We can always count on xkcd to point out some of the flaws of our understanding of science (Image Credit:

We can always count on xkcd to point out some of the flaws of our understanding of science (Image Credit:, CC BY-NC 2.5)

Ambiguity like this can be frustrating, especially if you’re looking for a practical solution to an ecology related problem and you have the false perception of ecology as a source for all your answers. If you’re looking for a solution for algal blooms in your local lake, an ecologically-friendly removal of local wolf populations, or want to know how to lower your farm’s soil acidity, you don’t want parameter estimates or scenario likelihoods, you want definite answers. The reluctance of science to speak in black and white can shake our faith in it, when we’ve been brought up thinking of it as a discipline unwavering in its surety.

Conversely, let’s look at the Theory of Evolution, something which scientists are as close to certain on as they can get. I talked about an ecological law earlier. The main difference between a law and a theory in science is a general lack of exceptions. Strange as it may seem, there are a few exceptions to the Theory of Evolution. So we call it a theory.
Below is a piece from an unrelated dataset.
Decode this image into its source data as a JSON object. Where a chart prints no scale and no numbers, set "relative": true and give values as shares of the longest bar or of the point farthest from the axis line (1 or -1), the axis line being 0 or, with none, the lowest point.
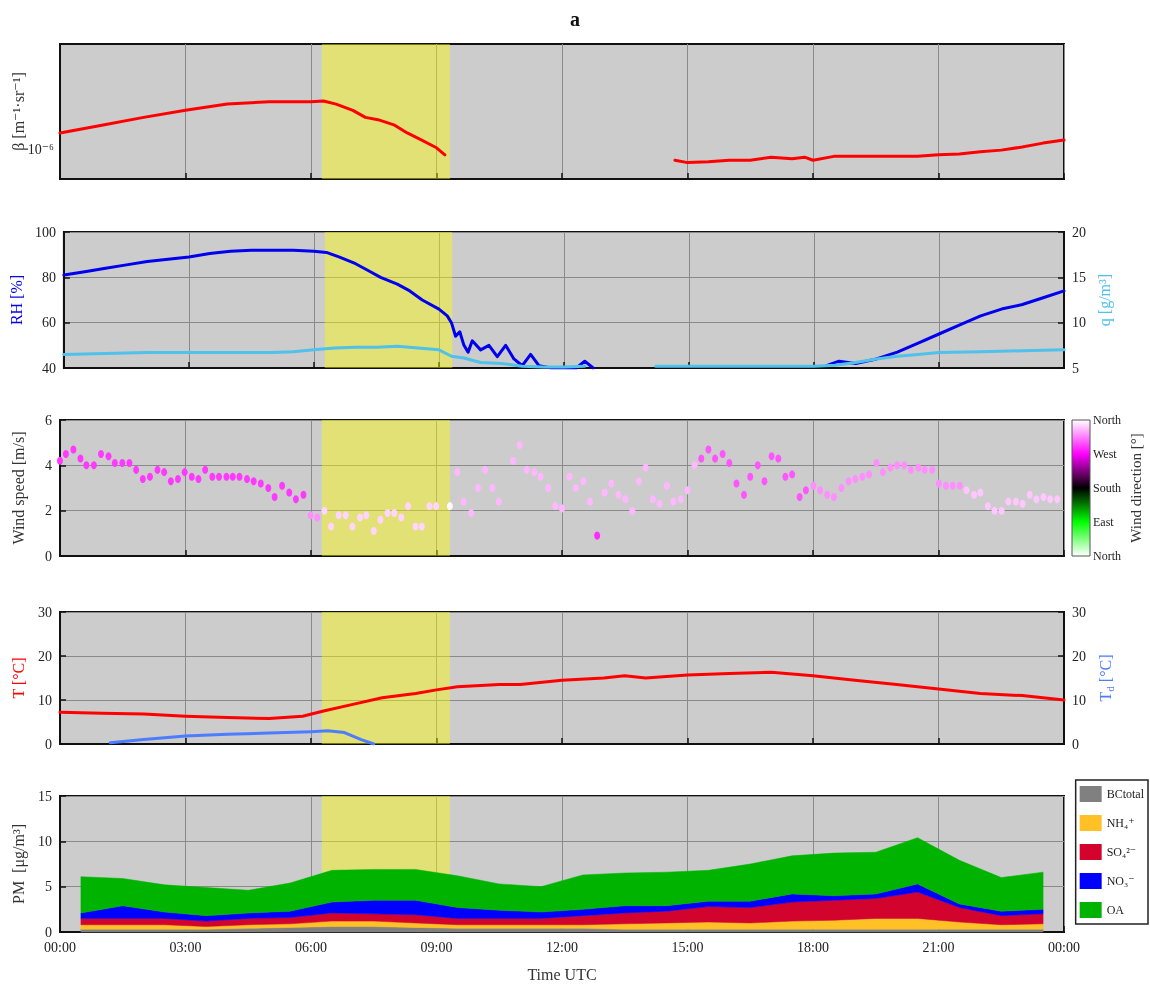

But a fundamental misunderstanding of the not only the cautious nature, but the cautious language of science, leads people to doubt its notions.

Where to?

So what’s the solution? Do scientists start to combat those parties with political and economic interests contrary to ecological interests with our own bold statements of what will 100% happen if a certain course of action is taken? As much as it pains me to let the aforementioned parties barrel over scientists, I don’t think this attitude helps. It strikes me as disingenuous, and has the potential to further undercut science’s credibility in the future.

I believe that the cautious nature of science should be introduced to us at an earlier age, when it’s more likely to stick with us. More interactions between scientists and the public on non-planet-threatening issues is a good start as well. In an ideal world, we’d also be able to stop asking the people who run Hollywood to stop portraying scientists as eccentric geniuses, but that may be a bridge too far. But making people aware that scientists, particularly ecologists, dabble in likelihoods and not in absolutes, is a step in the right direction.